Parameters: path (str) – a path to a directory which contains JSON files. Returns: - X (list) – A list of tuples in node list/adjacency list format.
- filenames (list) – A list of filenames from which we read the trees.
Raises: Exception
– if the file access does not work, if some JSON data is malformed, if a parsed data is not a tree, or if a parsed tree is not in depth first search order.
-
edist.tree_utils.
from_json
(filename)¶ Loads a tree in node list/adjacency list format from a JSON file.
Parameters: filename (str) – A JSON filename containing tree data as written by the to_json method. Returns: - nodes (list) – The node list of the tree.
- adj (list) – The adjacency list of the tree.
Raises: Exception
– if the given file is not accessible, if the JSON data is malformed, if the parsed data is not a tree, or if the parsed tree is not in depth first search order.
-
edist.tree_utils.
parents
(adj)¶ Returns the parent representation of the tree with the given adjacency list.

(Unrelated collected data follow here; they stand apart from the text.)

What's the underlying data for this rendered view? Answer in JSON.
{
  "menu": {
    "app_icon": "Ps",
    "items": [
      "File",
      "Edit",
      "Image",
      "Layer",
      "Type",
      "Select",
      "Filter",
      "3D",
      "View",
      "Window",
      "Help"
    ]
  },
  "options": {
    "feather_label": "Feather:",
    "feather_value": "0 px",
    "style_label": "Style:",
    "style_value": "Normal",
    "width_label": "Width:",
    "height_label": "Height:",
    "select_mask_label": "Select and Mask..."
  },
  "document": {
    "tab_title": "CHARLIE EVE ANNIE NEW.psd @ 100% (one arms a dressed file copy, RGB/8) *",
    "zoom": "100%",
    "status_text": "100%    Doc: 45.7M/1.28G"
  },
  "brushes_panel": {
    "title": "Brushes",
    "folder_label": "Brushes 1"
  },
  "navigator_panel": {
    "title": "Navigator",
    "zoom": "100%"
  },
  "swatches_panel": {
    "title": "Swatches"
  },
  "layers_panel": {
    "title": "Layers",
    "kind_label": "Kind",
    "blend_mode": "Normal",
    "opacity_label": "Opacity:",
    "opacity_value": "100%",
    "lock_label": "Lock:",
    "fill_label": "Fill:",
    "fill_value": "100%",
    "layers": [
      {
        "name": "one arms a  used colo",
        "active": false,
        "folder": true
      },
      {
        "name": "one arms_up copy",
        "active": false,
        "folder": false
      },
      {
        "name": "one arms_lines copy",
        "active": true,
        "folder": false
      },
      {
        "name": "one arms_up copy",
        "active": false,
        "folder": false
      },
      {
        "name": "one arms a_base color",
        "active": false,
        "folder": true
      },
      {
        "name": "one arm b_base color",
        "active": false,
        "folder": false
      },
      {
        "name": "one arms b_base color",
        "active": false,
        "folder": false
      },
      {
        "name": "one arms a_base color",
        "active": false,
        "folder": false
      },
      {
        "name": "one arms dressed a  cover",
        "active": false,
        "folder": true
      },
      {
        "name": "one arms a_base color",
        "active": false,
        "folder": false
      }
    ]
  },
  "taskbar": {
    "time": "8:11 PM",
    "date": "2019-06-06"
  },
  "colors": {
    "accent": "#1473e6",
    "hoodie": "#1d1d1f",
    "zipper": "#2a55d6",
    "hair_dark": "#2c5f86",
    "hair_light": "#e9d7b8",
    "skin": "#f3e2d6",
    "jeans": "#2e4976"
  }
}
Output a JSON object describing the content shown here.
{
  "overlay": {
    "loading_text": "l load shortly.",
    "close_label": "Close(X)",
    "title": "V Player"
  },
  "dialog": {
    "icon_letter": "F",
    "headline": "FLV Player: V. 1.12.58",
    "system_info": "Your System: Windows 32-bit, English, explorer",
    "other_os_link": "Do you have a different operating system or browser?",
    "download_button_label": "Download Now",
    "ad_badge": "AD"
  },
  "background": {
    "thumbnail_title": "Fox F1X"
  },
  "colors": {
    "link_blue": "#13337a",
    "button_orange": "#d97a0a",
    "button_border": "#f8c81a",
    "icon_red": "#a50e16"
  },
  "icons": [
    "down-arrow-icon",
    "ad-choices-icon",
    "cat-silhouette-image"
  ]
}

Parameters: adj (list) – The adjacency list of the tree. Returns: par – a numpy integer array with len(adj) elements, where the ith element contains the index of the parent of the ith node. Nodes without children contain the entry -1. Return type: int array
-
edist.tree_utils.
root
(adj)¶ Returns the root of a tree and raises an error if the input adjacency matrix does not correspond to a tree.
Parameters: adj (list) – a directed graph in adjacency list format. Returns: root – the index of the root of the tree. Return type: int Raises: ValueError
– if the given adjacency list does not form a tree.
-
edist.tree_utils.
subtree
(nodes, adj, i)¶ Returns the subtree rooted at node i in node list/adjacency list format.
Parameters: - nodes (list) – The node list of the tree.
- adj (list) – The adjacency list of the tree.
- i (int) – The index of the desired subtree.
Returns: - nodes_sub (list) – The node list of the subtree rooted at i.
- adj_sub (list) – The adajency list of the subtree rooted at i.
-
edist.tree_utils.
to_dfs_structure
(nodes, adj)¶ Re-orders a tree to conform to a depth-first search structure.
Note that this method performs a copy and leaves the original tree untouched.
Parameters: - nodes (list) – A node list.
- adj (list) – An adjacency list.
Raises: ValueError
– if the input is not a tree.
-
edist.tree_utils.
to_json
(filename, nodes, adj)¶ Writes a tree in node list/adjacency list format to a JSON file.
Parameters: - filename (str) – The filename for the resulting JSON file.
- nodes (list) – The node list of the tree.
- adj (list) – The adjacency list of the tree.
Raises: Exception
– if the file is not accessible or the JSON writeout fails.
-
edist.tree_utils.
tree_to_string
(nodes, adj, indent=False, with_indices=False)¶ Prints a tree in node list/adjacency list format as string.
Parameters: - nodes (list) – The node list of the tree.
- adj (list) – The adjacency list of the tree.
- indent (bool (default = False)) – A boolean flag; if True, each node is printed on a new line.
- with_indices (bool (default = False)) – A boolean flag; if True, each node is printed with its index.
Raises: ValueError
– if the adjacency list does not correspond to a tree.